On Mon, Nov 17, 2008 at 02:43:48PM +0100, tkohlhepp wrote:
I've discovered a major memory issue. We have an OpenLDAP server (2.4.11) running with almost 2 million entries. When I do a ldapsearch to retrieve the entire tree the memory consumption grows and grows and will never stop before it ate the entire RAM and swap.
The figures you give suggest that the maximum size reached is under 1GB. That does not seem bad for 2M entries.
Retrieving 2M entries in a single operation is going to tax any LDAP server, especially if you do not request paged results. Consider what it must do:
1) Make a list of every entry ID 2) Retrieve the data for every entry 3) Build a message containing 2M entries 4) Send the message
Steps 2 and 3 are going to consume a *lot* of memory. Just looking at the number of attributes you are indexing, I suspect that your entries are over 1kb each. That gives a result message of 2M * 1kb = 2GB (at least). All of this must fit into memory before it can be sent.
#dbcachesize 1000000 cachesize 1000 idlcachesize 3000 cachefree 500 searchstack 8
The DB_CONFIG look like this
set_cachesize 0 8435456 1 set_lg_regionmax 262144 set_lg_bsize 2097152
All of those numbers seem very small for a directory with 2M entries.
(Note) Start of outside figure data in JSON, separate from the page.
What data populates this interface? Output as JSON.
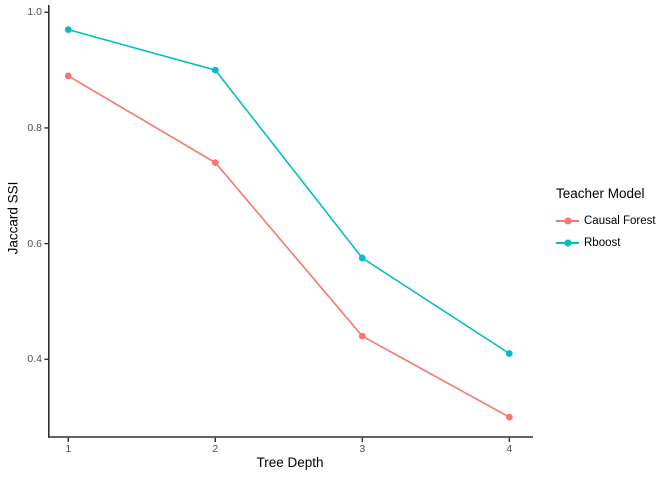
{
  "chart_data": {
    "type": "line",
    "title": "",
    "xlabel": "Tree Depth",
    "ylabel": "Jaccard SSI",
    "x": [
      1,
      2,
      3,
      4
    ],
    "x_tick_labels": [
      "1",
      "2",
      "3",
      "4"
    ],
    "y_ticks": [
      0.4,
      0.6,
      0.8,
      1.0
    ],
    "y_tick_labels": [
      "0.4",
      "0.6",
      "0.8",
      "1.0"
    ],
    "x_range": [
      0.862,
      4.161
    ],
    "y_range": [
      0.2656,
      1.0126
    ],
    "grid": false,
    "legend_position": "right",
    "legend_title": "Teacher Model",
    "series": [
      {
        "name": "Causal Forest",
        "color": "#F8766D",
        "values": [
          0.89,
          0.74,
          0.44,
          0.3
        ]
      },
      {
        "name": "Rboost",
        "color": "#00BFC4",
        "values": [
          0.97,
          0.9,
          0.575,
          0.41
        ]
      }
    ],
    "axis_color": "#2e2e2e",
    "tick_label_color": "#4d4d4d",
    "background": "#ffffff"
  }
}
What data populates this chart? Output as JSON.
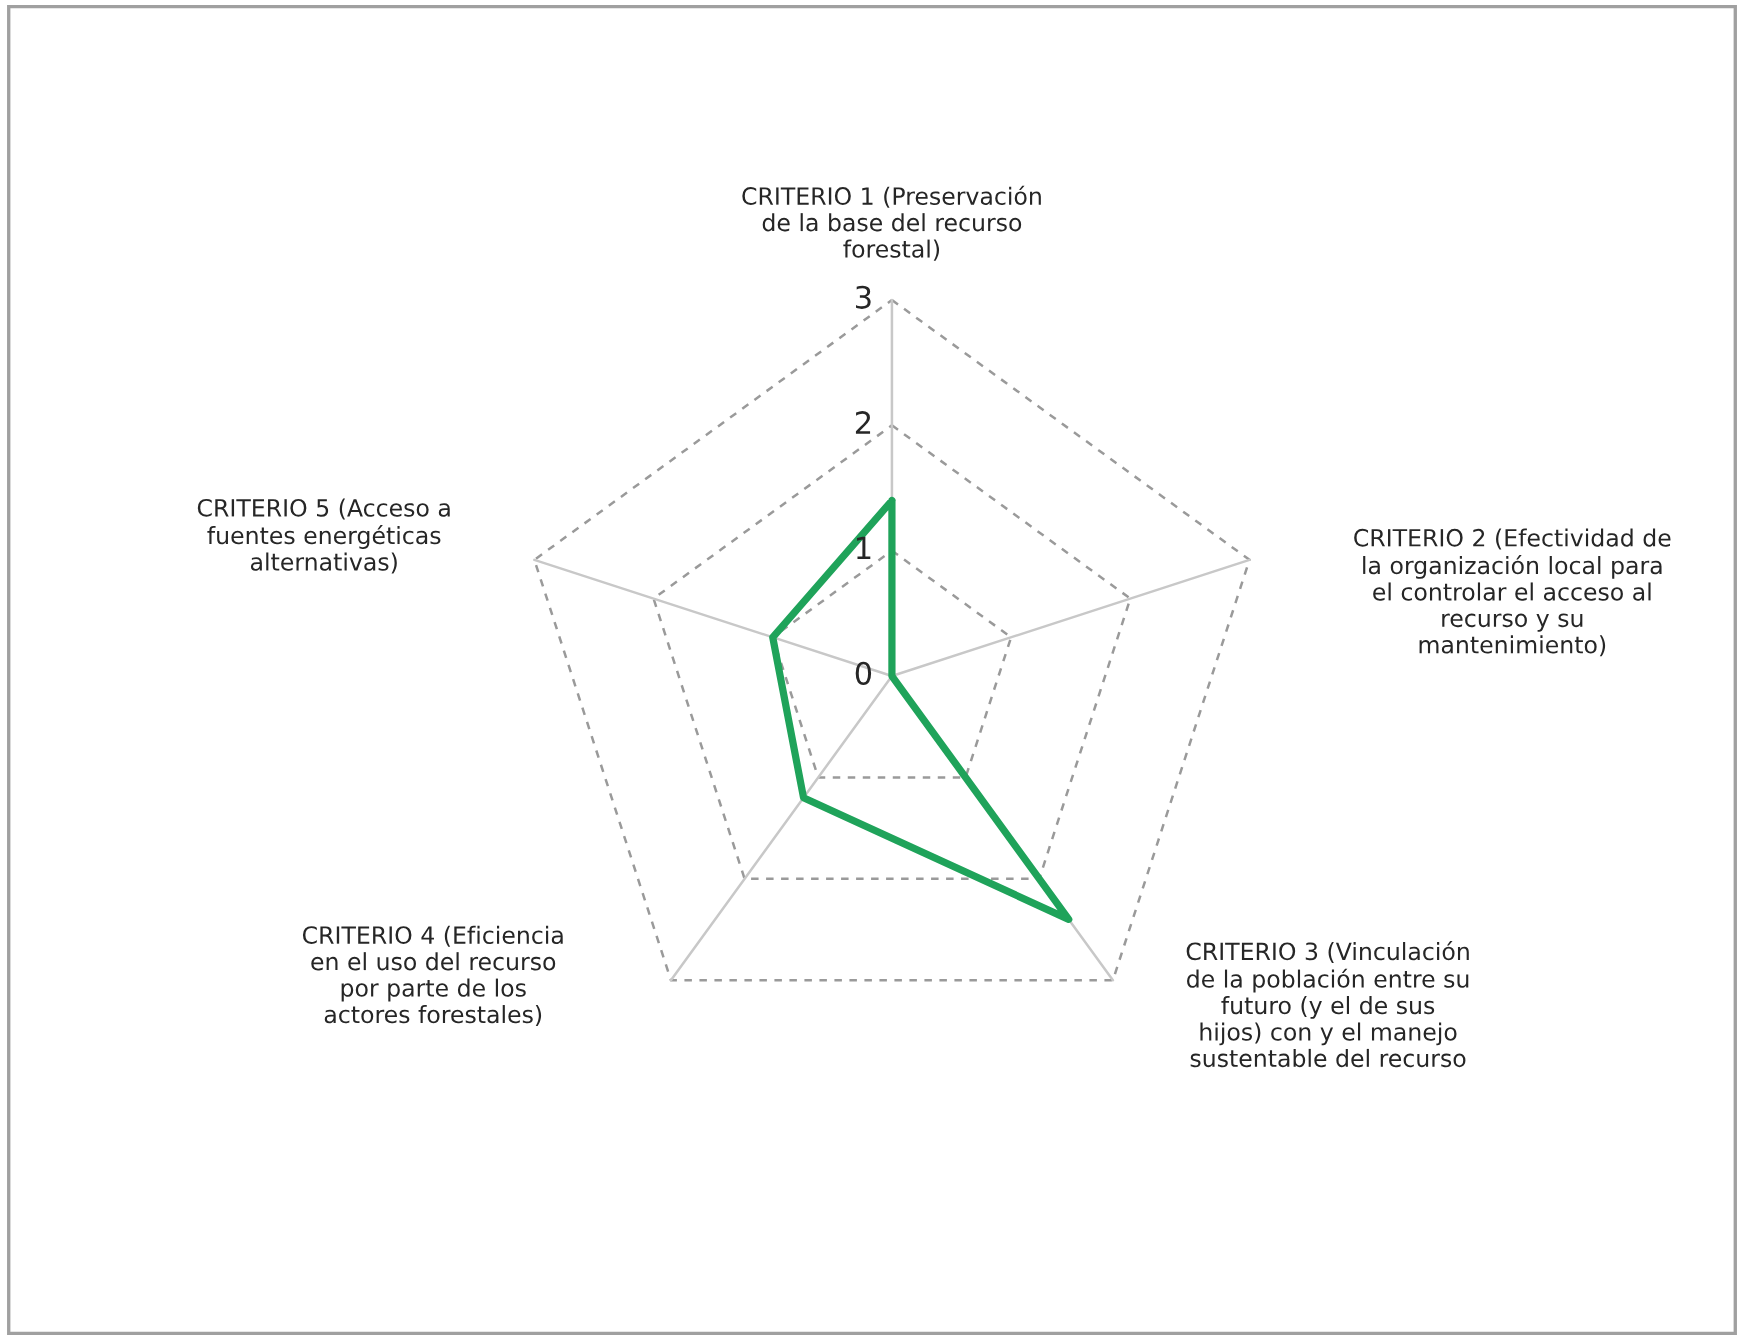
{
  "chart_data": {
    "type": "radar",
    "categories": [
      "CRITERIO 1 (Preservación de la base del recurso forestal)",
      "CRITERIO 2 (Efectividad de la organización local para el controlar el acceso al recurso y su mantenimiento)",
      "CRITERIO 3 (Vinculación de la población entre su futuro (y el de sus hijos) con y el manejo sustentable del recurso",
      "CRITERIO 4 (Eficiencia en el uso del recurso por parte de los actores forestales)",
      "CRITERIO 5 (Acceso a fuentes energéticas alternativas)"
    ],
    "series": [
      {
        "color": "#1fa35a",
        "values": [
          1.4,
          0,
          2.4,
          1.2,
          1.0
        ]
      }
    ],
    "ylim": [
      0,
      3
    ],
    "yticks": [
      0,
      1,
      2,
      3
    ],
    "grid": true,
    "marker": "none",
    "line_style": "solid"
  }
}
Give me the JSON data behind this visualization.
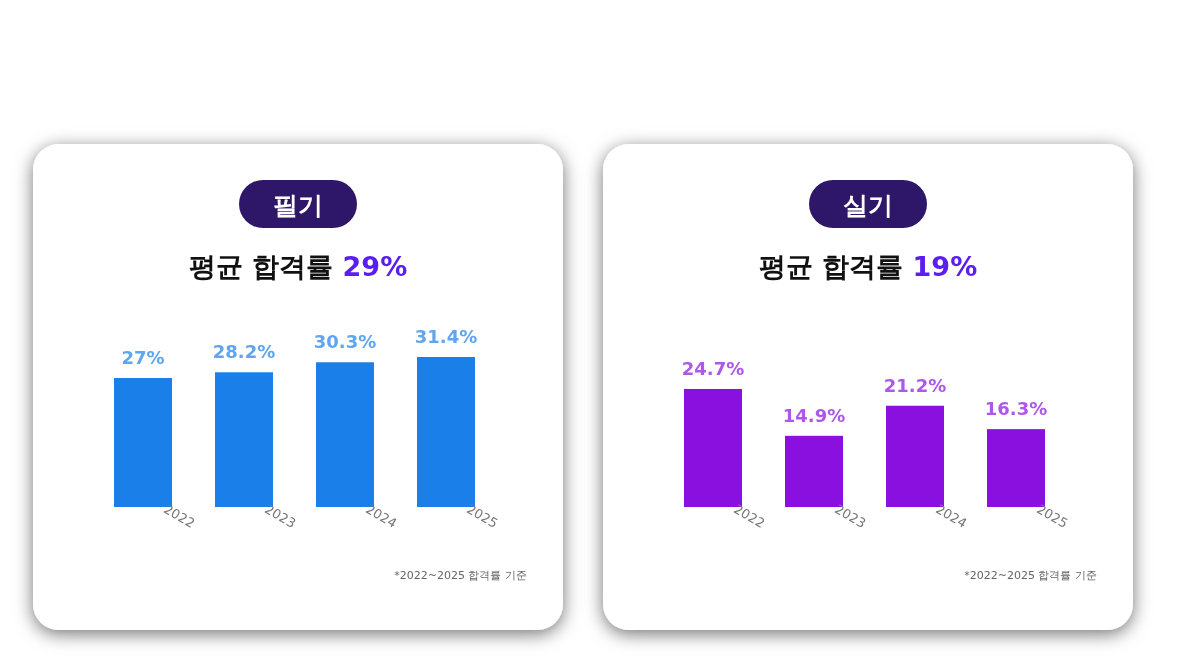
{
  "chart_data": [
    {
      "type": "bar",
      "title": "필기",
      "subtitle": "평균 합격률 29%",
      "categories": [
        "2022",
        "2023",
        "2024",
        "2025"
      ],
      "values": [
        27,
        28.2,
        30.3,
        31.4
      ],
      "value_labels": [
        "27%",
        "28.2%",
        "30.3%",
        "31.4%"
      ],
      "color": "#1a7fe8",
      "annotations": [
        "*2022~2025 합격률 기준"
      ]
    },
    {
      "type": "bar",
      "title": "실기",
      "subtitle": "평균 합격률 19%",
      "categories": [
        "2022",
        "2023",
        "2024",
        "2025"
      ],
      "values": [
        24.7,
        14.9,
        21.2,
        16.3
      ],
      "value_labels": [
        "24.7%",
        "14.9%",
        "21.2%",
        "16.3%"
      ],
      "color": "#8a10e0",
      "annotations": [
        "*2022~2025 합격률 기준"
      ]
    }
  ]
}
It depends how you use it of course, but 'fetch every entry' is going to kill it.
When I start slapd is consumes that much RAM total kB 478476
After doing the search it looks like this total kB 937316
If that represents 'all of memory and all of swap' then you need to add more of both!
If the normal service runs OK with these numbers but it is just the 'retrieve all' operation that gives trouble, then why not find a different way to do that one job? slapcat perhaps?